Small Farming and Agtech in Peru | Future Agro Challenge

Small Farming and Agtech in Peru

How Do We Improve Small Agricultural Producers to Improve Their Production and Marketing Decisions?

Produced by: Alejandro Bernaola / Investa VB Founder 

 

In Peru, one of the most innovative projects in the agricultural sector has been carried out in recent years, this time it is not about irrigation works or expensive extension systems, but it is about solving the question: how do we improve small agricultural producers to improve their production and marketing decisions?

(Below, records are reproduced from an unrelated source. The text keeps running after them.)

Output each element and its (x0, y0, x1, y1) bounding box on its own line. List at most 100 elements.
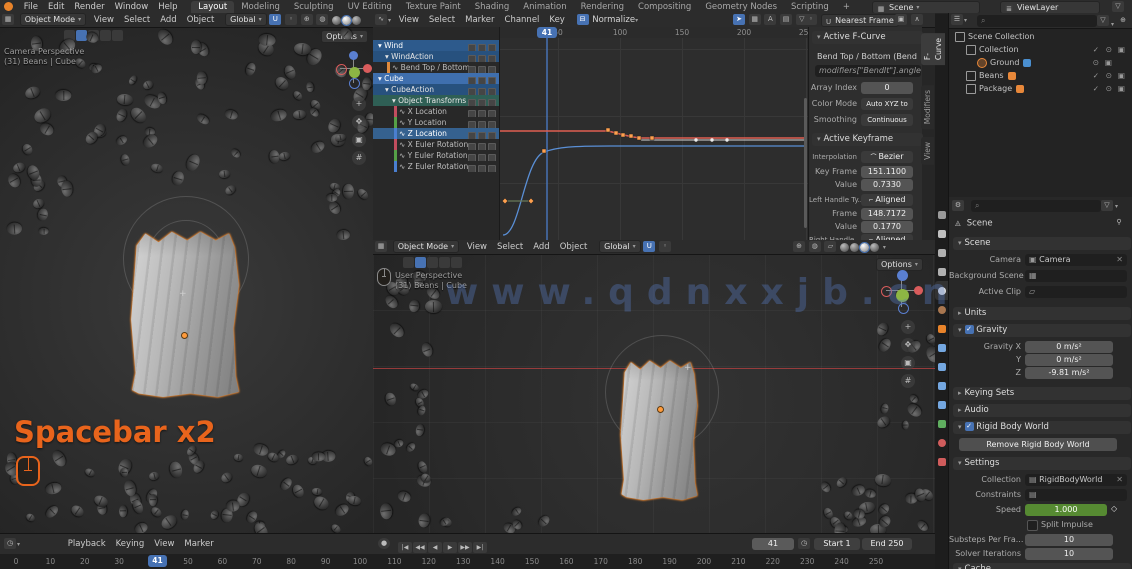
speed-keyframe-icon[interactable]: ◇ (1111, 504, 1117, 513)
color-mode-dropdown[interactable]: Auto XYZ to RGB (861, 98, 913, 110)
pan-hand-icon[interactable]: ✥ (352, 115, 366, 129)
shading-wireframe-icon[interactable] (332, 15, 342, 25)
world-properties-tab[interactable] (935, 300, 948, 319)
background-scene-field[interactable]: ▦ (1025, 270, 1127, 282)
shading-solid-icon[interactable] (859, 241, 871, 253)
modifiers-properties-tab[interactable] (935, 338, 948, 357)
normalize-label[interactable]: Normalize (592, 15, 635, 25)
camera-toggle-icon[interactable]: ▣ (1118, 69, 1125, 82)
editor-type-icon[interactable]: ☰ (951, 14, 963, 25)
interpolation-dropdown[interactable]: ⌒ Bezier (861, 151, 913, 163)
current-frame-field[interactable]: 41 (752, 538, 794, 550)
workspace-tab-scripting[interactable]: Scripting (784, 1, 836, 13)
rna-path-field[interactable]: modifiers["BendIt"].angle (815, 65, 921, 77)
navigation-gizmo[interactable] (336, 51, 372, 89)
menu-object[interactable]: Object (182, 13, 220, 27)
jump-start-button[interactable]: |◀ (398, 542, 412, 553)
editor-type-icon[interactable]: ◷ (4, 538, 16, 549)
camera-toggle-icon[interactable]: ▣ (1118, 43, 1125, 56)
next-keyframe-button[interactable]: ▶▶ (458, 542, 472, 553)
zoom-icon[interactable]: + (901, 320, 915, 334)
remove-rigid-body-world-button[interactable]: Remove Rigid Body World (959, 438, 1117, 451)
proportional-edit-icon[interactable]: ◦ (805, 14, 817, 25)
ortho-toggle-icon[interactable]: # (901, 374, 915, 388)
camera-toggle-icon[interactable]: ▣ (1118, 82, 1125, 95)
workspace-tab-geometry-nodes[interactable]: Geometry Nodes (698, 1, 784, 13)
pin-icon[interactable] (468, 99, 476, 106)
lock-icon[interactable] (488, 55, 496, 62)
overlays-toggle-icon[interactable]: ◍ (316, 14, 329, 25)
eye-toggle-icon[interactable]: ⊙ (1106, 43, 1112, 56)
transform-tool-icon[interactable] (451, 257, 462, 268)
viewport-camera[interactable]: ▦ Object Mode ▾ View Select Add Object Globa… (0, 13, 374, 533)
menu-select[interactable]: Select (119, 13, 155, 27)
scrollbar[interactable] (804, 98, 807, 228)
key-frame-field[interactable]: 151.1100 (861, 166, 913, 178)
viewport-user[interactable]: ▦ Object Mode ▾ View Select Add Object Globa… (373, 240, 936, 533)
channel-y-location[interactable]: ∿ Y Location (373, 117, 499, 128)
rotate-tool-icon[interactable] (427, 257, 438, 268)
pin-icon[interactable]: ⚲ (1113, 217, 1125, 228)
active-clip-field[interactable]: ▱ (1025, 286, 1127, 298)
channel-x-location[interactable]: ∿ X Location (373, 106, 499, 117)
gravity-y-field[interactable]: 0 m/s² (1025, 354, 1113, 366)
particles-properties-tab[interactable] (935, 357, 948, 376)
output-properties-tab[interactable] (935, 243, 948, 262)
substeps-field[interactable]: 10 (1025, 534, 1113, 546)
menu-select[interactable]: Select (492, 240, 528, 254)
end-frame-field[interactable]: End 250 (862, 538, 912, 550)
proportional-edit-icon[interactable]: ◦ (659, 241, 672, 252)
pin-icon[interactable] (468, 110, 476, 117)
filter-icon[interactable]: ▽ (1101, 200, 1113, 211)
proportional-edit-icon[interactable]: ◦ (285, 14, 298, 25)
cache-panel-header[interactable]: ▾ Cache (953, 563, 1131, 569)
menu-file[interactable]: File (19, 0, 43, 14)
properties-search-input[interactable]: ⌕ (971, 200, 1101, 212)
lock-icon[interactable] (488, 121, 496, 128)
lock-icon[interactable] (488, 165, 496, 172)
check-toggle-icon[interactable]: ✓ (1093, 69, 1099, 82)
snapshot-icon[interactable] (478, 154, 486, 161)
navigation-gizmo[interactable] (881, 270, 923, 314)
timeline-ruler[interactable]: 0102030405060708090100110120130140150160… (0, 554, 935, 569)
channel-y-euler-rotation[interactable]: ∿ Y Euler Rotation (373, 150, 499, 161)
workspace-tab-modeling[interactable]: Modeling (234, 1, 287, 13)
split-impulse-checkbox[interactable] (1027, 520, 1038, 531)
menu-marker[interactable]: Marker (179, 537, 218, 551)
gizmo-toggle-icon[interactable]: ⊕ (300, 14, 313, 25)
menu-view[interactable]: View (462, 240, 492, 254)
menu-object[interactable]: Object (555, 240, 593, 254)
sidebar-tab-f-curve[interactable]: F-Curve (921, 33, 945, 66)
orientation-dropdown[interactable]: Global ▾ (599, 240, 641, 253)
lock-icon[interactable] (488, 66, 496, 73)
shading-solid-prev-icon[interactable] (850, 242, 860, 252)
scene-panel-header[interactable]: ▾ Scene (953, 237, 1131, 250)
collection-field[interactable]: ▤ RigidBodyWorld ✕ (1025, 474, 1127, 486)
snap-magnet-icon[interactable]: U (643, 241, 656, 252)
outliner-search-input[interactable]: ⌕ (977, 15, 1097, 27)
lock-icon[interactable] (488, 77, 496, 84)
snapshot-icon[interactable] (478, 99, 486, 106)
gravity-z-field[interactable]: -9.81 m/s² (1025, 367, 1113, 379)
ortho-toggle-icon[interactable]: # (352, 151, 366, 165)
rigid-body-world-panel-header[interactable]: ▾ ✓ Rigid Body World (953, 421, 1131, 434)
workspace-tab-texture-paint[interactable]: Texture Paint (399, 1, 468, 13)
menu-render[interactable]: Render (69, 0, 109, 14)
channel-x-euler-rotation[interactable]: ∿ X Euler Rotation (373, 139, 499, 150)
settings-panel-header[interactable]: ▾ Settings (953, 457, 1131, 470)
pin-icon[interactable] (468, 121, 476, 128)
rbw-checkbox[interactable]: ✓ (964, 422, 974, 431)
check-toggle-icon[interactable]: ✓ (1093, 43, 1099, 56)
snapshot-icon[interactable] (478, 88, 486, 95)
snapshot-icon[interactable] (478, 77, 486, 84)
outliner-row-package[interactable]: Package ✓ ⊙ ▣ (949, 82, 1132, 95)
menu-window[interactable]: Window (110, 0, 154, 14)
start-frame-field[interactable]: Start 1 (814, 538, 860, 550)
tool-properties-tab[interactable] (935, 205, 948, 224)
active-fcurve-panel-header[interactable]: ▾ Active F-Curve (812, 31, 923, 44)
play-button[interactable]: ▶ (443, 542, 457, 553)
pivot-icon[interactable]: ▣ (895, 14, 907, 25)
speed-slider[interactable]: 1.000 (1025, 504, 1107, 516)
graph-playhead-badge[interactable]: 41 (537, 27, 557, 38)
filter-icon[interactable]: ▽ (1112, 1, 1124, 12)
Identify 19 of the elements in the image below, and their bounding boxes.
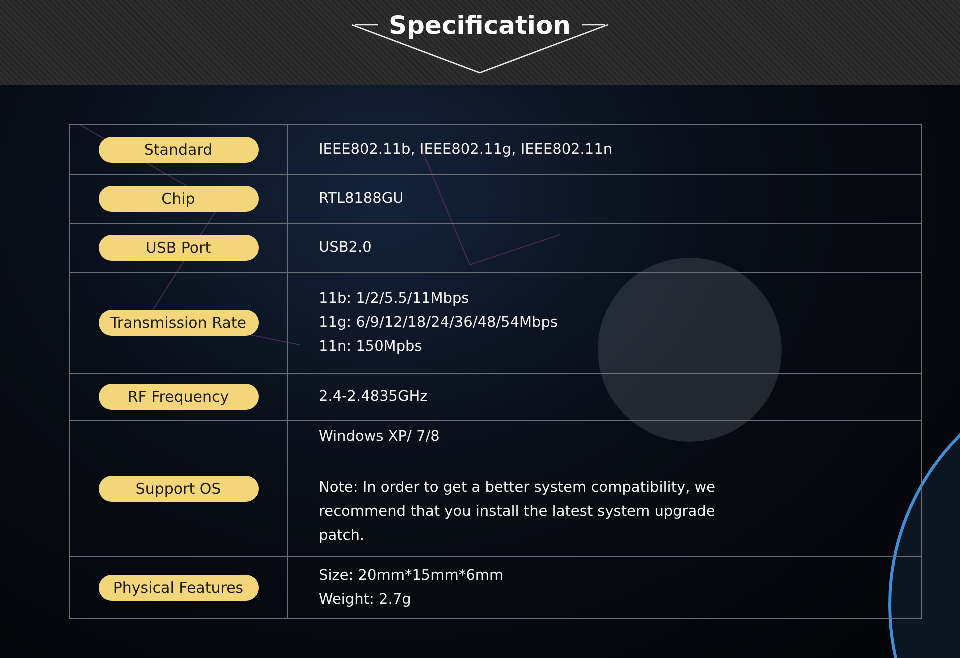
spec-value: 11b: 1/2/5.5/11Mbps bbox=[319, 290, 470, 309]
spec-value: IEEE802.11b, IEEE802.11g, IEEE802.11n bbox=[319, 140, 614, 160]
spec-label: Physical Features bbox=[98, 574, 258, 600]
spec-label: RF Frequency bbox=[98, 384, 258, 410]
spec-value: USB2.0 bbox=[319, 239, 373, 258]
spec-label: USB Port bbox=[98, 235, 258, 261]
spec-value: Size: 20mm*15mm*6mm bbox=[319, 566, 505, 586]
spec-label: Chip bbox=[98, 186, 258, 212]
spec-value: RTL8188GU bbox=[319, 190, 405, 209]
spec-value: 11g: 6/9/12/18/24/36/48/54Mbps bbox=[319, 314, 559, 333]
spec-label: Support OS bbox=[98, 476, 258, 502]
spec-value: Note: In order to get a better system compatibility, we recommend that you install the latest system upgrade patch. bbox=[319, 479, 717, 546]
spec-label: Transmission Rate bbox=[98, 310, 258, 336]
spec-value: Windows XP/ 7/8 bbox=[319, 428, 441, 447]
spec-value: 11n: 150Mpbs bbox=[319, 338, 424, 357]
spec-value: 2.4-2.4835GHz bbox=[319, 388, 429, 407]
spec-value: Weight: 2.7g bbox=[319, 590, 412, 610]
section-title: Specification bbox=[389, 10, 571, 42]
spec-label: Standard bbox=[98, 136, 258, 162]
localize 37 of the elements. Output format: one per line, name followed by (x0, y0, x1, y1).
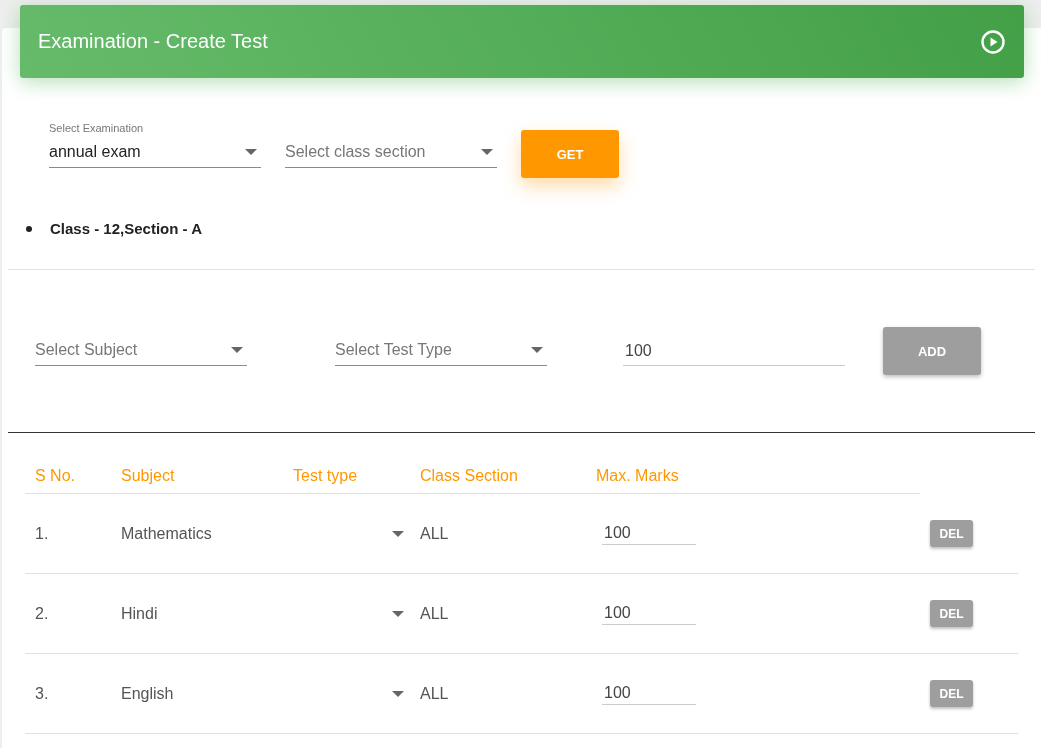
dropdown-caret-icon (392, 690, 404, 697)
bullet-icon (26, 225, 32, 232)
dropdown-caret-icon (481, 148, 493, 155)
dropdown-caret-icon (245, 148, 257, 155)
max-marks-field[interactable]: 100 (602, 682, 696, 705)
table-cell-text: ALL (420, 684, 450, 703)
page-title: Examination - Create Test (38, 30, 268, 53)
table-cell-text: English (121, 684, 175, 703)
table-cell-text: ALL (420, 604, 450, 623)
max-marks-field[interactable]: 100 (602, 522, 696, 545)
delete-button[interactable]: DEL (930, 520, 973, 547)
table-cell-text: 1. (35, 524, 50, 543)
dropdown-caret-icon (231, 346, 243, 353)
delete-button[interactable]: DEL (930, 680, 973, 707)
subject-select[interactable]: Select Subject (35, 336, 247, 366)
column-header: Subject (121, 467, 176, 485)
column-header: Max. Marks (596, 467, 680, 485)
table-cell-text: Hindi (121, 604, 159, 623)
class-section-select[interactable]: Select class section (285, 138, 497, 168)
dropdown-caret-icon (392, 530, 404, 537)
max-marks-field[interactable]: 100 (602, 602, 696, 625)
table-cell-text: ALL (420, 524, 450, 543)
delete-button[interactable]: DEL (930, 600, 973, 627)
class-section-text: Class - 12,Section - A (50, 220, 202, 237)
select-label: Select Examination (49, 122, 145, 134)
examination-select[interactable]: annual exam (49, 138, 261, 168)
dropdown-caret-icon (531, 346, 543, 353)
column-header: Test type (293, 467, 359, 485)
column-header: S No. (35, 467, 76, 485)
table-cell-text: 3. (35, 684, 50, 703)
dropdown-caret-icon (392, 610, 404, 617)
test-type-select[interactable]: Select Test Type (335, 336, 547, 366)
column-header: Class Section (420, 467, 519, 485)
max-marks-field[interactable]: 100 (623, 336, 845, 366)
table-cell-text: Mathematics (121, 524, 213, 543)
table-cell-text: 2. (35, 604, 50, 623)
play-circle-icon[interactable] (980, 28, 1006, 55)
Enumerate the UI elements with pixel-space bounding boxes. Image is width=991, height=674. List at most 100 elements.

It is estimated that there are more than 2.13 million productive units called “small family farming”, many mired in poverty and extreme poverty, which face problems such as disorder in their production, low post-harvest quality, inadequate road infrastructure for market connection, presence of a high number of intermediaries, among others. All factors that permanently decrease their profitability and competitiveness.

In the face of this, together with all the regular activities carried out by the Ministry of Agriculture, a year ago Peru decided to carry out an open innovation process, although formally they did not call it that, in practice that is what has been done. Companies and entrepreneurs have been called on to present and pilot solutions to provide information for the decision-making of small agricultural producers. A wide range of solutions ranging from improvement of productive aspects, sales price information, marketing opportunities, input costs and production factors, investment opportunities, agroclimatic information, pests and diseases, agricultural management among others, today are working hand in hand with producers and the government. 

The interesting thing about this exercise is that many of the factors affecting the small producer are also valid for large farms. While the latter are modern operations that control well variables such as seed genetics, efficient fertilization and phytosanitary control, it is impossible for them to control abiotic stress (environmental stresses such as drought, salinity, high lighting and extreme temperatures). With this, a modern producer may wonder what it was helpful to spend more money on a better seed, if in the end in the production cycle he faces drastic changes in temperature that makes that seed not reach its full productive potential. This fact is configured as an interesting growth market for the solutions that have been piloted today. 

Among the solutions that have been piloted today is: PACHATEC project of inQube LATAM which is an effort to create a digital backhron network without traffic lights for the agricultural value chain, PEDRO El Datero de ACM Ventures that provides daily weather information and prices of the market to more than 22 thousand users, Infoagro that provides information relevant to decision-making and Walkie Talkie AGROS that functions as a telephone exchange for advice and access to information by producers. These are just four of the more than ten solutions that have been implemented throughout Peru.

If Monsanto’s 2013 purchase of The Climate Corporation is said to have caused investors to start seeing agtech as a relevant investment destination, so much so that today it is one of the top investment destinations with nearly $5 trillion invested in startups in 2019, so do startups that offer digital solutions for small producers and the case of Wefarm operating in Kenya , Uganda and Tanzania with more than 2 million small producers and has already received investment from True Ventures, LocalGloble and Accelerated Digital Ventures. 

It would therefore not be strange if any of these solutions that are piloted throughout Peru today ended up representing us in one of the FAC global competitions in the coming years, which will allow it to bring its proposal closer to small agricultural producers in the world.